Interfaces Between Language and Culture in Medieval England

Interfaces Between Language and Culture in Medieval England
Author :
Publisher : BRILL
Total Pages : 352
Release :
ISBN-10 : 9789004180116
ISBN-13 : 9004180117
Rating : 4/5 (16 Downloads)

Book Synopsis Interfaces Between Language and Culture in Medieval England by : Alaric Hall

Download or read book Interfaces Between Language and Culture in Medieval England written by Alaric Hall and published by BRILL. This book was released on 2010-01-01 with total page 352 pages. Available in PDF, EPUB and Kindle. Book excerpt: The twelve articles in this volume promote the growing contacts between medieval linguistics and medieval cultural studies generally. Articles address medieval English linguistics, and the interrelation in Anglo-Saxon England between Latin and vernacular language and culture.

The Interface Between the Written and the Oral

The Interface Between the Written and the Oral
Author :
Publisher : Cambridge University Press
Total Pages : 356
Release :
ISBN-10 : 0521337941
ISBN-13 : 9780521337946
Rating : 4/5 (41 Downloads)

Book Synopsis The Interface Between the Written and the Oral by : Jack Goody

Download or read book The Interface Between the Written and the Oral written by Jack Goody and published by Cambridge University Press. This book was released on 1987-07-09 with total page 356 pages. Available in PDF, EPUB and Kindle. Book excerpt: Essays on the complex relationship between oral and literate modes of communication.

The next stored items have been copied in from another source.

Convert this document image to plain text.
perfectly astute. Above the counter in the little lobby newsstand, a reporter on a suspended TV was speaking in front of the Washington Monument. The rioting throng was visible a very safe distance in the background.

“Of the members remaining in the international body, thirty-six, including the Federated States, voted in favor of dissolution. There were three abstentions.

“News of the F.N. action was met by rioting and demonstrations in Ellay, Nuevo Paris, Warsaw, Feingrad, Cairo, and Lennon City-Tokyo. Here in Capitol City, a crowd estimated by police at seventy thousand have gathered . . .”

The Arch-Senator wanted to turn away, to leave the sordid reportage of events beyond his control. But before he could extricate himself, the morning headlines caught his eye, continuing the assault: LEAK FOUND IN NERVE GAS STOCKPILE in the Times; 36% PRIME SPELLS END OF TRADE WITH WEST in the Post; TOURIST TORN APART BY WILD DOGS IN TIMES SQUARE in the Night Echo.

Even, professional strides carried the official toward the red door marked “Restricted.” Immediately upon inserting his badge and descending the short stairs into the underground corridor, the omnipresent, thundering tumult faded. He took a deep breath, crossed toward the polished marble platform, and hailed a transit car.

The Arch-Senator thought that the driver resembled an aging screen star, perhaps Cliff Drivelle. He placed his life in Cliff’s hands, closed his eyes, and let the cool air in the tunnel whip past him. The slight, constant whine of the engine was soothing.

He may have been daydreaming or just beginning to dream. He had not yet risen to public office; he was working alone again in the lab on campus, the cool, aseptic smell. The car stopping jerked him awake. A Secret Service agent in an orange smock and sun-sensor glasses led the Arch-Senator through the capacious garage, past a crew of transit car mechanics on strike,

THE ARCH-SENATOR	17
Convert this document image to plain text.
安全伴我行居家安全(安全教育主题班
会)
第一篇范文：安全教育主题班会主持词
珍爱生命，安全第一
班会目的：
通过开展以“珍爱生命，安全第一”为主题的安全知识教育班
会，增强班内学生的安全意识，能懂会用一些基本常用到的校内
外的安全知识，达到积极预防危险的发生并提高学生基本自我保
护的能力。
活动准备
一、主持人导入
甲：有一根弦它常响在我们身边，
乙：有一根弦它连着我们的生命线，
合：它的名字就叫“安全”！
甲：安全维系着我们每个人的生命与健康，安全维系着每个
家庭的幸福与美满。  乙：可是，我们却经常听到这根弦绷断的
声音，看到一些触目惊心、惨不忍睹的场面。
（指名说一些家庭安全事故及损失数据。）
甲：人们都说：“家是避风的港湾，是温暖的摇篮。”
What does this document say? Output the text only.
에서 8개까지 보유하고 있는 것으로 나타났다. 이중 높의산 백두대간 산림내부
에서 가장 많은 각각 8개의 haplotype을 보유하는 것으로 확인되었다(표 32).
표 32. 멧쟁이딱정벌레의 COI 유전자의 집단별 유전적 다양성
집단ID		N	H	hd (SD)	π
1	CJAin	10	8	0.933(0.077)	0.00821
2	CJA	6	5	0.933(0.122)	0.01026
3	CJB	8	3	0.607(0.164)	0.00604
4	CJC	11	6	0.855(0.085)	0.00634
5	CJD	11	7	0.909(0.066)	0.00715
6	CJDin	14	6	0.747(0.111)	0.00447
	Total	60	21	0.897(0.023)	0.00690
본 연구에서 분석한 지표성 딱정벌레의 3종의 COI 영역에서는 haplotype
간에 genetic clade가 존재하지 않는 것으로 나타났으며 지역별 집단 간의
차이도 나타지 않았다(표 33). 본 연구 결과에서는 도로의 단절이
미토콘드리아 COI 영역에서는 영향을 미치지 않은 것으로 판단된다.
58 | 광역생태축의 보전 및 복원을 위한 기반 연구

Pain and Its Transformations

Pain and Its Transformations
Author :
Publisher : Harvard University Press
Total Pages : 462
Release :
ISBN-10 : 0674024567
ISBN-13 : 9780674024564
Rating : 4/5 (67 Downloads)

Book Synopsis Pain and Its Transformations by : Sarah Coakley

Download or read book Pain and Its Transformations written by Sarah Coakley and published by Harvard University Press. This book was released on 2007 with total page 462 pages. Available in PDF, EPUB and Kindle. Book excerpt: Pain is immediate and searing but remains a deep mystery for sufferers, their physicians, and researchers. As neuroscientific research shows, even the immediate sensation of pain is shaped by psychological state and interpretation. At the same time, many individuals and cultures find meaning, particularly religious meaning, even in chronic and inexplicable pain. This ambitious interdisciplinary book includes not only essays but also discussions among a wide range of specialists. Neuroscientists, psychiatrists, anthropologists, musicologists, and scholars of religion examine the ways that meditation, music, prayer, and ritual can mediate pain, offer a narrative that transcends the sufferer, and give public dignity to private agony. They discuss topics as disparate as the molecular basis of pain, the controversial status of gate control theory, the possible links between the relaxation response and meditative practices in Christianity and Buddhism, and the mediation of pain and intense emotion in music, dance, and ritual. The authors conclude by pondering the place of pain in understanding--or the human failure to understand--good and evil in history.